Other early entrants to the Alliance include companies making micromirrors. These mirrors, in addition to being directly involved in laser scanning, are involved in XR displays including the lensless headsets of the future proposed by XR pioneer Doug Magyari.
Both Dr. Balram and Rajagopalan touched on the concept of competition, which is bound to come up with the topic of collaborative technology innovation. Neither of them thinks that it is an obstacle to participation in the alliance.
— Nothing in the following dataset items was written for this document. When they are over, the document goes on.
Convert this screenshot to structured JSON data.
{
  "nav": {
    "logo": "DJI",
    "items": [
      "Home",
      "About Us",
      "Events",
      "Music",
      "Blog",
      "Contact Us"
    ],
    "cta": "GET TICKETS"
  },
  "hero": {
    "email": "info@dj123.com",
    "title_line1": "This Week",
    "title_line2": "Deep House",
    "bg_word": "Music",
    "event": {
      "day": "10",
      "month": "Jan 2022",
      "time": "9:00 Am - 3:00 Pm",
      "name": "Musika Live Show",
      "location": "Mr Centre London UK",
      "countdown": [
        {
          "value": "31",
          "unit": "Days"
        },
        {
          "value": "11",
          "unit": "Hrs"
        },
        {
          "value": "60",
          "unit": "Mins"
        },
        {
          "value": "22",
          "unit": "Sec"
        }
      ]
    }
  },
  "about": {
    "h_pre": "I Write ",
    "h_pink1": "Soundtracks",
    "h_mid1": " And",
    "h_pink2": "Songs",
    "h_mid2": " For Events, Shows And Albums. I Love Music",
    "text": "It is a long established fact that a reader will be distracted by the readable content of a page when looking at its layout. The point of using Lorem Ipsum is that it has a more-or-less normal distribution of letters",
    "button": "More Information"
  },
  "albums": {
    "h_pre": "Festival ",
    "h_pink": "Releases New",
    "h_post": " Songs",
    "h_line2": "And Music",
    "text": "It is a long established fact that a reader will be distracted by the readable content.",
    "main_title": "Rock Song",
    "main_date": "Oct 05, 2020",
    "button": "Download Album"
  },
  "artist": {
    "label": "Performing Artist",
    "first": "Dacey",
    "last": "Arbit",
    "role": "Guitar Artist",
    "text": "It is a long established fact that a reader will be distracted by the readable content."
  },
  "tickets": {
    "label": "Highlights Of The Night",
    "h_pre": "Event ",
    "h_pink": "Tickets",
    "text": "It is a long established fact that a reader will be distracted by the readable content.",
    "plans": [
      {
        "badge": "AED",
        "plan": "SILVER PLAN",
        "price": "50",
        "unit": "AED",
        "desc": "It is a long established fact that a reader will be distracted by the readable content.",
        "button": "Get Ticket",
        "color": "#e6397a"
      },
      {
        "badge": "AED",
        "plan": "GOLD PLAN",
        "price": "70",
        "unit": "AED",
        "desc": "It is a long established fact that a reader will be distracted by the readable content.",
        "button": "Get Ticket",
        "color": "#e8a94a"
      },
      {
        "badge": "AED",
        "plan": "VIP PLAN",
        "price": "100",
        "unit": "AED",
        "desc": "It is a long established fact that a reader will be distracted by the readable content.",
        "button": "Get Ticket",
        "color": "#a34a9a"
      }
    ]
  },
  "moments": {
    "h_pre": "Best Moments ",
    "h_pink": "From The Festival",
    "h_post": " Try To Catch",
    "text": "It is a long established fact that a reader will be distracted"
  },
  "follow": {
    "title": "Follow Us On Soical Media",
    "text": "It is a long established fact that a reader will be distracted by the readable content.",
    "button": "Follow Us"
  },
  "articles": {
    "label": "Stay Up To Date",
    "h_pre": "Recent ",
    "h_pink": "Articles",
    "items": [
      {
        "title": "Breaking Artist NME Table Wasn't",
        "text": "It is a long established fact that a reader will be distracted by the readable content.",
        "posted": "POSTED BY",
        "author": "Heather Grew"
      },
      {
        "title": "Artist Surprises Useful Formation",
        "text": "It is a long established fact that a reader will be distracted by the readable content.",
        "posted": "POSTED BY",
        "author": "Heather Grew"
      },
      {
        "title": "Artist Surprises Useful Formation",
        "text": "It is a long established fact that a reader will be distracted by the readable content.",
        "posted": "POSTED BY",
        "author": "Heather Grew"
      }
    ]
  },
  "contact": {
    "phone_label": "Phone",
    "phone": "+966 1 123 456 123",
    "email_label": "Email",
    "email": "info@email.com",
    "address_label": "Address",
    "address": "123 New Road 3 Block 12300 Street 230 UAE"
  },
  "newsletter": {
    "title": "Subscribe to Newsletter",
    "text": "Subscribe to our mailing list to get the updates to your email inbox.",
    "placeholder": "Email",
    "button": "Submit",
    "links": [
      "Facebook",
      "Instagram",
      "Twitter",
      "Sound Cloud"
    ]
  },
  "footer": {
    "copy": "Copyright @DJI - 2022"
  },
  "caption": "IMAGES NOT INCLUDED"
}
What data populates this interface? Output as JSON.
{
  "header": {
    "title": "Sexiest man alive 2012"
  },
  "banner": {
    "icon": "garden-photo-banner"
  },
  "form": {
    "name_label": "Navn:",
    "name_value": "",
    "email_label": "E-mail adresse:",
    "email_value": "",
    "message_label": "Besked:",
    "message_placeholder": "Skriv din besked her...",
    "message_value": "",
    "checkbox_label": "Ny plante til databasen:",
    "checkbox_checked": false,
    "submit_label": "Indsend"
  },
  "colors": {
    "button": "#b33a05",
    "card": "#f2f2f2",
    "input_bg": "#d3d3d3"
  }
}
“You can have competition and collaboration; they can both exist,” said Rajagopalan. “A rising tide lifts all boats.”
Dr. Balram also expressed confidence not just because there are different markets and use cases for different kinds of displays that make room in the market. He also expressed confidence in the unique nature and quality of EyeWay.
“If you create an experience that’s 10x, no one will ever go back. It’s like going from black-and-white TV to color,” said Dr. Balram. “That’s what inspired me to leave Google to come to this little startup. This is the direction AR is going and we’ll never go back.”
While there are a few companies in the XR space offering “end-to-end solutions”, most remain “systems companies” like EyeWay.
When these systems companies come together in organizations like the LaSAR Alliance, technology innovation takes off in ways that are both explosive and sustainable – independent and integrated. These innovations are no less significant than the strictly siloed competitive feature races that we so often see in this rapidly changing XR space.